Sometimes, it seems like writing has more in common with night vision than anything else. You know, how when it's dark you can actually see things better if you don't look directly at them?
Monday, September 3, 2007
I just got out of Juan's office where I talked to him about doing a creative thesis. After months of going back and forth, I've finally decided not to do the critical thesis. Also, it turns out that I can graduate in spring, theoretically, if I get my thesis done in one semester. I told him I wanted to work ahead a bit and write stories for my thesis before we're actually "working" on it, which will help with the getting it done soon.
Since he's new, he doesn't have all the details yet about what I'll need to do, but we've got a starting point, which is cool. He's excited about it, and so am I. It'll be great. Kinda funny, too, when we were talking about my writing. He's never seen anything I've written, so some of his comments were a bit oddball for me personally. For instance, he warned me that there'd be a lot of revising involved. I would expect nothing less. But, like I said, we've pretty much just met and he's covering his bases.
Some time in the next week or two, I'm going to show him a couple of stories. I think Albatross and the chicken heart story would be good because that's what I'm aiming for with my thesis. So, I've kinda already started it. Then, too, he'll have a clear idea of what/how I write and we can get down to specifics. Revising, too, I'm sure.

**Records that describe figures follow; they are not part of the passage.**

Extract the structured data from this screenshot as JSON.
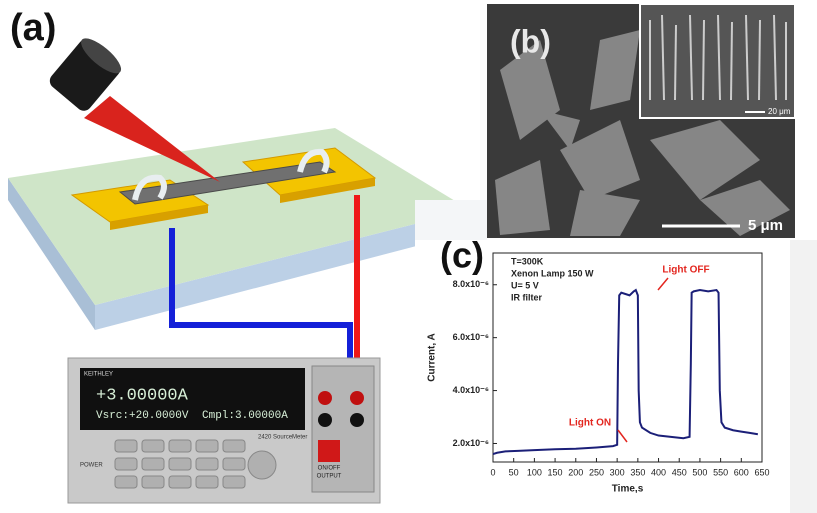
{
  "panels": {
    "a": {
      "label": "(a)",
      "meter": {
        "brand": "KEITHLEY",
        "reading": "+3.00000A",
        "vsrc": "Vsrc:+20.0000V",
        "cmpl": "Cmpl:3.00000A",
        "model": "2420 SourceMeter",
        "onoff": "ON/OFF",
        "output": "OUTPUT",
        "power": "POWER"
      }
    },
    "b": {
      "label": "(b)",
      "scale": "5 μm",
      "inset_scale": "20 μm"
    },
    "c": {
      "label": "(c)"
    }
  },
  "chart_data": {
    "type": "line",
    "xlabel": "Time,s",
    "ylabel": "Current, A",
    "notes": [
      "T=300K",
      "Xenon Lamp 150 W",
      "U= 5 V",
      "IR filter"
    ],
    "annotations": [
      {
        "text": "Light ON",
        "color": "#e3261f"
      },
      {
        "text": "Light OFF",
        "color": "#e3261f"
      }
    ],
    "x": [
      0,
      10,
      30,
      60,
      100,
      150,
      200,
      250,
      290,
      300,
      302,
      305,
      310,
      320,
      330,
      340,
      345,
      350,
      352,
      355,
      360,
      380,
      400,
      430,
      460,
      475,
      478,
      480,
      485,
      500,
      520,
      540,
      545,
      548,
      552,
      560,
      580,
      600,
      620,
      640
    ],
    "series": [
      {
        "color": "#1b1f78",
        "values": [
          1.6e-06,
          1.65e-06,
          1.7e-06,
          1.72e-06,
          1.75e-06,
          1.78e-06,
          1.8e-06,
          1.85e-06,
          1.9e-06,
          1.95e-06,
          5e-06,
          7.6e-06,
          7.7e-06,
          7.65e-06,
          7.6e-06,
          7.75e-06,
          7.8e-06,
          7.6e-06,
          4e-06,
          2.8e-06,
          2.6e-06,
          2.4e-06,
          2.3e-06,
          2.25e-06,
          2.2e-06,
          2.25e-06,
          5e-06,
          7.7e-06,
          7.75e-06,
          7.8e-06,
          7.75e-06,
          7.8e-06,
          7.7e-06,
          4e-06,
          2.8e-06,
          2.6e-06,
          2.5e-06,
          2.45e-06,
          2.4e-06,
          2.35e-06
        ]
      }
    ],
    "xlim": [
      0,
      650
    ],
    "xticks": [
      0,
      50,
      100,
      150,
      200,
      250,
      300,
      350,
      400,
      450,
      500,
      550,
      600,
      650
    ],
    "ylim": [
      1.3e-06,
      9.2e-06
    ],
    "yticks": [
      {
        "value": 2e-06,
        "label": "2.0x10⁻⁶"
      },
      {
        "value": 4e-06,
        "label": "4.0x10⁻⁶"
      },
      {
        "value": 6e-06,
        "label": "6.0x10⁻⁶"
      },
      {
        "value": 8e-06,
        "label": "8.0x10⁻⁶"
      }
    ]
  }
}
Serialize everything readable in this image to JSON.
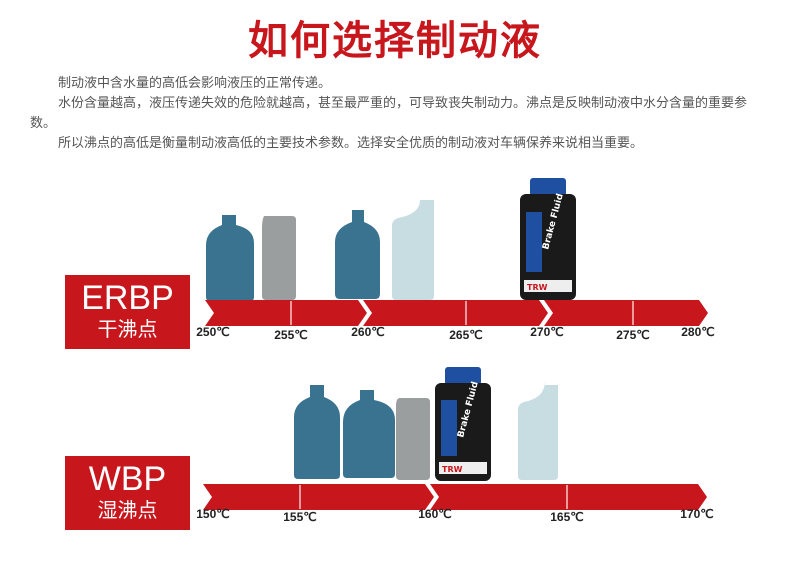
{
  "title": "如何选择制动液",
  "paragraphs": [
    "制动液中含水量的高低会影响液压的正常传递。",
    "水份含量越高，液压传递失效的危险就越高，甚至最严重的，可导致丧失制动力。沸点是反映制动液中水分含量的重要参数。",
    "所以沸点的高低是衡量制动液高低的主要技术参数。选择安全优质的制动液对车辆保养来说相当重要。"
  ],
  "erbp": {
    "label_en": "ERBP",
    "label_cn": "干沸点",
    "ticks": [
      "250℃",
      "255℃",
      "260℃",
      "265℃",
      "270℃",
      "275℃",
      "280℃"
    ]
  },
  "wbp": {
    "label_en": "WBP",
    "label_cn": "湿沸点",
    "ticks": [
      "150℃",
      "155℃",
      "160℃",
      "165℃",
      "170℃"
    ]
  },
  "product_label": "Brake Fluid",
  "brand": "TRW",
  "colors": {
    "accent": "#c8161d",
    "bottle_blue": "#3a7390",
    "bottle_gray": "#9a9e9f",
    "bottle_light": "#c7dde2",
    "product_black": "#1a1a1a",
    "cap_blue": "#1e4fa0"
  }
}
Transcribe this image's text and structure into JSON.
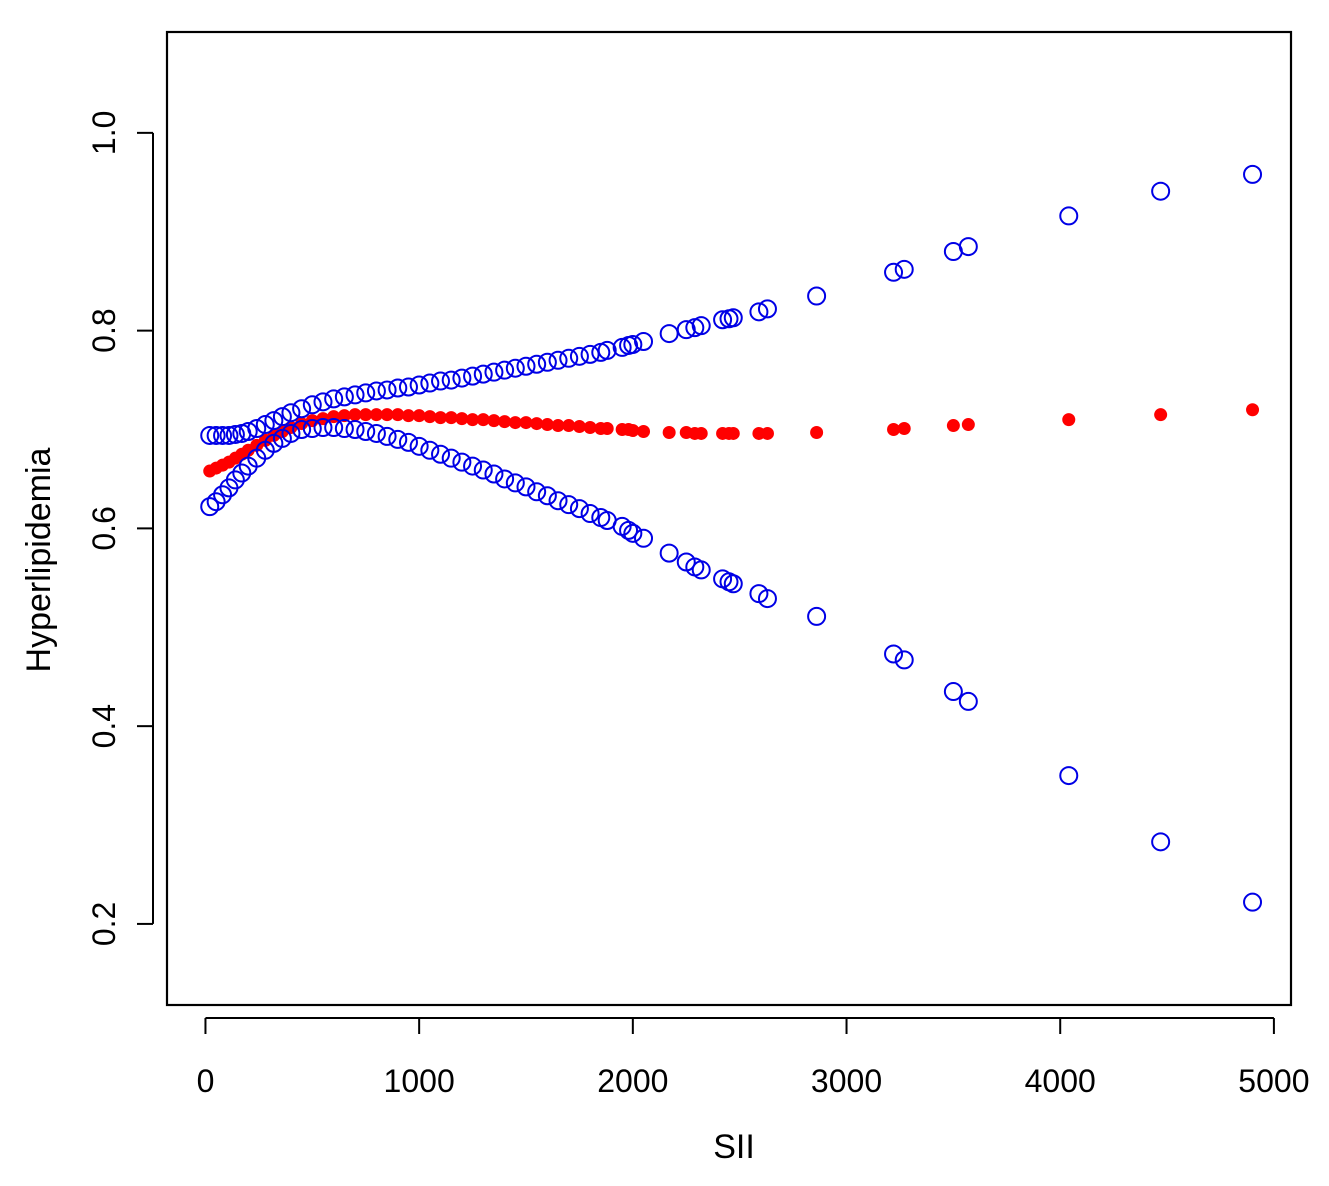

I'm a little relieved, too. Now I have a specific direction I'm working toward. Before, whenever people asked, "When are you graduating?" I never had a concrete answer. Ditto for "What are you writing your thesis on?" Making those choices was tough, but now that they're made, I feel good about them.
The funny thing is, I talked to Camii the other night (ah, the wonders of IM) and told her I'd finally made the decision. To which she pretty much replied, "Well, duh. I could've told you you'd do a creative thesis." It never ceases to amaze me how sometimes other people know what we'll do before we do.
Sunday, September 2, 2007
Okay, time to do a status update. Thanks to being sick, I've struck off the party. However, I've replaced it with a state fair outing with my brother, so I'm still calling that one a win. I've picked a couple of potential submission pieces, so I've met that one. Most exciting of all, I've got an etsy.com shop http://www.etsy.com/shop.php?user_id=5284452
I have to admit, it's rather strange to describe one's own work in glowing terms, but hey, that's advertising, right? Besides, I like to think of it as a writing exercise. I'm working out my descriptive muscles today.